Aurore Le Moing : C’est assez aléatoire, peut-être que certains enfants vont ressentir la révélation comme ça, ce n’est pas sûr, dans tous les cas il faut communiquer. Si l’enfant adopte un comportement de méfiance, il faut lui expliquer pourquoi on l’a laissé croire au père Noël. Une fois que l’enfant est au courant, en général la peine passe rapidement. Si ce n’est pas le cas, discuter et l’apaiser sont les seules choses à faire.

Marcel Rufo : Il va sûrement être déçu que le père Noël n’existe pas, mais il va surtout être fier. Parce qu’il va comprendre qu’il est assez grand pour que quelqu’un le lui avoue. Le père Noël disparaît souvent en CP. L’enfant entre alors dans une phase de raison et non plus d’émotion, et il sera content d’apprendre de nouvelles choses. S’il l’apprend par un camarade ou quelqu’un hors du cercle familial, cela fait partie du progrès. Les enfants ont le droit à leur propre découverte.

Y a-t-il un âge auquel les parents doivent casser le mythe de père Noël ?

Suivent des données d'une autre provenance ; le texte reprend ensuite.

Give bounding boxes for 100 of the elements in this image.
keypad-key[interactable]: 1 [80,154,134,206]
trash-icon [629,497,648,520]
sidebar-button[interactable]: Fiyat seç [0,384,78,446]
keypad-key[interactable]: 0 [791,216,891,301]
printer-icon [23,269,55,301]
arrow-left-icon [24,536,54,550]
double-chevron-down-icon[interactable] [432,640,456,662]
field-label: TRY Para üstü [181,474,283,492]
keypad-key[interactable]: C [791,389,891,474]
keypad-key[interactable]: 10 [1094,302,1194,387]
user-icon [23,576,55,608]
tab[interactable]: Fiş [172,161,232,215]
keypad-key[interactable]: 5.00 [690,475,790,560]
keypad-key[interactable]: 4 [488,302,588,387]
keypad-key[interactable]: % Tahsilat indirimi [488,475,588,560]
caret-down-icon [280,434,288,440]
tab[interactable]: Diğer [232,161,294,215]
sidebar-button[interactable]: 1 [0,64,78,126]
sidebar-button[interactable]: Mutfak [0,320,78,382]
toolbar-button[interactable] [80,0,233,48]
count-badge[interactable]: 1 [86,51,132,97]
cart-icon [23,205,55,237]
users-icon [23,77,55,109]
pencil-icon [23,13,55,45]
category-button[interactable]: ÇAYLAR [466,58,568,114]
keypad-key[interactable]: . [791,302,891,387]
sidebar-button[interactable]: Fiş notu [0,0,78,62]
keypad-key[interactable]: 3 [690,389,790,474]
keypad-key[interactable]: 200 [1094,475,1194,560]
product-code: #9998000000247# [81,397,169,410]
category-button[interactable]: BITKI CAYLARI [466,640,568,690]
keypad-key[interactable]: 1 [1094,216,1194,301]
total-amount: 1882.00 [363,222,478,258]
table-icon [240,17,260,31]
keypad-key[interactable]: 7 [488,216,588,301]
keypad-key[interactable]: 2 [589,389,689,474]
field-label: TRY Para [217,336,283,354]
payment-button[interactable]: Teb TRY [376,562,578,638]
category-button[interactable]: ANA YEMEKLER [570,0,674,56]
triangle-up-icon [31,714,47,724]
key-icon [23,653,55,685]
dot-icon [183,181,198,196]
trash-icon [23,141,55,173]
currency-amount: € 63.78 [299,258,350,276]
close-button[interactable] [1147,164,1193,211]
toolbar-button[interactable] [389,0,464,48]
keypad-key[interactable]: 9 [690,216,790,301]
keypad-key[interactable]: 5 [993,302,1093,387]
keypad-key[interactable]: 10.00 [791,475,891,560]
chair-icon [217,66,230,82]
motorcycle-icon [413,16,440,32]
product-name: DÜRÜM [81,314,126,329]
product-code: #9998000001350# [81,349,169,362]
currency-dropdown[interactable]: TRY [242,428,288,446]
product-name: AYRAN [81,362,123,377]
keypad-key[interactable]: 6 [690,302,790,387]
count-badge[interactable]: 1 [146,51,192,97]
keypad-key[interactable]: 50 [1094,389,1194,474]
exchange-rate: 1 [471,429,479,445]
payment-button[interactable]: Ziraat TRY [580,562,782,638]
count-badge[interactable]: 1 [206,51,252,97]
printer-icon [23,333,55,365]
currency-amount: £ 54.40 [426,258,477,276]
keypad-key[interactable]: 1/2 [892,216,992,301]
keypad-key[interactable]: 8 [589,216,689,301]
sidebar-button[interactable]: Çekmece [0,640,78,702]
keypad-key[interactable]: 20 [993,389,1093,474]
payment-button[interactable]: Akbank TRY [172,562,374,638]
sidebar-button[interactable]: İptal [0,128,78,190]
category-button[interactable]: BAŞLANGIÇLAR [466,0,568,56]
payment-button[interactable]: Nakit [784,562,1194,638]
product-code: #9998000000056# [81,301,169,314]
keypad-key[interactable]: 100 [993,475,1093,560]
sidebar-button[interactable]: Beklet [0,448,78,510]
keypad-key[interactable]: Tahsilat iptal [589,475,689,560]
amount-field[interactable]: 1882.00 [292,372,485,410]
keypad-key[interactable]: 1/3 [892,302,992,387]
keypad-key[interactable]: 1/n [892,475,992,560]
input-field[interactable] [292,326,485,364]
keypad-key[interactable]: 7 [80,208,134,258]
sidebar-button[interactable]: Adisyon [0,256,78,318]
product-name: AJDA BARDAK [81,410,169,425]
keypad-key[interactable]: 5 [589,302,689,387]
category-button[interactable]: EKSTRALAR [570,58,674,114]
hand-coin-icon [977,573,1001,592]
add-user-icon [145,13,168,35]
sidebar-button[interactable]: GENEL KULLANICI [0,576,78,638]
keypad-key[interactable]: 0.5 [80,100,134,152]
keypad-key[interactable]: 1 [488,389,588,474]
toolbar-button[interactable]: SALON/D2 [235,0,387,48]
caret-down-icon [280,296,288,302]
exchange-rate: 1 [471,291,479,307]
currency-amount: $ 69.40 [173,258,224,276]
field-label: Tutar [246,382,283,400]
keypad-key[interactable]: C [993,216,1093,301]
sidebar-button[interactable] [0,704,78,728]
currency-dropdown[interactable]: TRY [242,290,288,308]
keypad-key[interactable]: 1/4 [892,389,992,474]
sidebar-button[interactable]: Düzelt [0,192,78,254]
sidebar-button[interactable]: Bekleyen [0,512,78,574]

Aurore Le Moing : Bonne question. Dans un premier temps il ne faut jamais casser le mythe. Si l’enfant est encore dans cette croyance, c’est qu’il en a besoin. Consciemment ou inconsciemment, c’est qu’il ne sent pas en sécurité. Le père Noël a un côté « réconfort » comme un ami imaginaire. Je ne pense pas qu’il soit bon de dire : « C’est bon, tu as 8 ou 9 ans, il faut que je te dise, quand même… »

Après, entre 12 et 15 ans, il y a sûrement une discussion à avoir. Entrer dans l’adolescence revient à s’ancrer dans la réalité, être confronté au monde qui nous entoure. Il faut faire le distinguo entre l’adolescent qui croit au père Noël mais qui est bien ancré dans le monde, et celui qui y croit mais est exclu.

Marcel Rufo : La question est assez actuelle. Toujours vouloir être dans la communication avec les enfants, ne rien leur cacher, etc. Mais comme je l’ai dit plus tôt, les enfants ont le droit à leur propre découverte. Donc il n’y a pas vraiment d’âge auquel il faut leur dire que le Père Noël n’existe pas. Ils découvriront la vérité par eux-mêmes un jour ou l’autre.